Du majestueux joyau qu’étaient les fêtes de Genève, on est passé à une ville morte où l’on suffoque sous la chaleur et où tout est trop cher. Pas étonnant que les riverains et les touristes désertent la rade de Genève  pourtant si belle.

On aurait presque l’impression que l’office du tourisme appuyée par les autorités s’appliquent de concert à vouloir saborder l’économie touristique estivale de la ville.

Tout cela pour conclure sur un bilan accablant pour les élites du canton : Vous êtes des Nuls avec un “N” majuscule et hors mis ponctionner à votre seul profit de l’argent, on se demande de quoi vous êtes vraiment capables.

Stéphane Guibert / Finalscape / VK

Et pour rappel :

Suisse : Fêtes de Genève, quand de la démesure on passe à la demi-mesure.

Déficitaires depuis plusieurs années, au lieu de faire preuve d’imagination et de renouveau, la Genève internationale choisit de se serrer la ceinture en transformant son joyau d’été, les fêtes de Genève, en un vulgaire caillou.

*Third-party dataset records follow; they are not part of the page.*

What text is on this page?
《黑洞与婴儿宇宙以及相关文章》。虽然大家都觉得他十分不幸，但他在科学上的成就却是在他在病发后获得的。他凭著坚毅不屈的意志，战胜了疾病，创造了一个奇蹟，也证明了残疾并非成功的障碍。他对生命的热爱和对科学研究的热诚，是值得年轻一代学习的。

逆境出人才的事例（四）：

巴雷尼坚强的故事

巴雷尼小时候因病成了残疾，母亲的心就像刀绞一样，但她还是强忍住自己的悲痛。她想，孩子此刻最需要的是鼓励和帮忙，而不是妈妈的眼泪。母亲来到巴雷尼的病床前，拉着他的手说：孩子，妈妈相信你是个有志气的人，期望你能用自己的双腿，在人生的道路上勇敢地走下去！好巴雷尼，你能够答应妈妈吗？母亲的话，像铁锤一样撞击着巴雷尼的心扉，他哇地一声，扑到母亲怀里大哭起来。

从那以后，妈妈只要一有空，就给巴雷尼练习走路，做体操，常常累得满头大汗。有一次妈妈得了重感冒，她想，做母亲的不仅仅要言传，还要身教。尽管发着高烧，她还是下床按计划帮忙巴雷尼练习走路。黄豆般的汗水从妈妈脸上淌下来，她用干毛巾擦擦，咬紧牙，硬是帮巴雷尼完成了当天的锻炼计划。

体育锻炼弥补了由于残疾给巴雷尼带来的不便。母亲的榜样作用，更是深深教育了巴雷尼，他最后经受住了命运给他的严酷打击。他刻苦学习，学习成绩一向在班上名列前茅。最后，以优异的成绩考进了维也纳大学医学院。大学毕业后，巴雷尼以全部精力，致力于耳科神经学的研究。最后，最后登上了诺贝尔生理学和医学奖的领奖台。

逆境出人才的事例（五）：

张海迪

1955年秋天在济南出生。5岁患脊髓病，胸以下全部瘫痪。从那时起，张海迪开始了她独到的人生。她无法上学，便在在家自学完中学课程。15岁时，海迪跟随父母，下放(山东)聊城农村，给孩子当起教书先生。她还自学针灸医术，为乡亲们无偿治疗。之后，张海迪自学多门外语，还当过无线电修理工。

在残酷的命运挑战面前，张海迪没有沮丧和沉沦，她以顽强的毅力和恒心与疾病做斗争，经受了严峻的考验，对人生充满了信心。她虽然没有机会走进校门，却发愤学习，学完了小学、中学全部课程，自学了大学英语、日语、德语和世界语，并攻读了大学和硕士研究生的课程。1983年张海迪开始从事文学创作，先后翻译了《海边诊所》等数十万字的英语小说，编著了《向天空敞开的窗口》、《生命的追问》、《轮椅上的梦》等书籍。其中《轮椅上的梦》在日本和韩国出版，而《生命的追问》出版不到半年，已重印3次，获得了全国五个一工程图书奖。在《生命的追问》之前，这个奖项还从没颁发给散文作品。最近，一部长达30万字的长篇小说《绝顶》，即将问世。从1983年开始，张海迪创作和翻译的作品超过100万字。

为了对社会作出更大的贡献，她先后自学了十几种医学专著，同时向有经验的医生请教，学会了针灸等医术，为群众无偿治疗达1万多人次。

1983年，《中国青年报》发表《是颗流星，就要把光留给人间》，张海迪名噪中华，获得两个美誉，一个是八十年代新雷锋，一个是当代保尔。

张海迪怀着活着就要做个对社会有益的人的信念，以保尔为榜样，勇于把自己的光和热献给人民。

Les économies faites cette année en minimisant les majestueuses fêtes de Genève qui attirent les touristes par milliers en une simple attraction foraine, la Genève internationale vient de se tirer une balle dans le pied car hors mis le tord que cela va induire dans l’industrie hôtelière locale cela va également se répercuter sur plusieurs années.

Eh oui, peut-être nos dirigeants ne le savent-ils pas, mais perdre un client est beaucoup plus facile que de le fidéliser et il y a fort à parier que les villes voisines  auront su rebondir sur ce non événement en investissant pour attirer la clientèle qui aura déserté la rade de Genève cette année.

Un premier bilan sera tiré en fin de saison par les commerçants mais le calcul qu’il aurait fallu faire aurait du tenir compte des retombées économiques à long terme.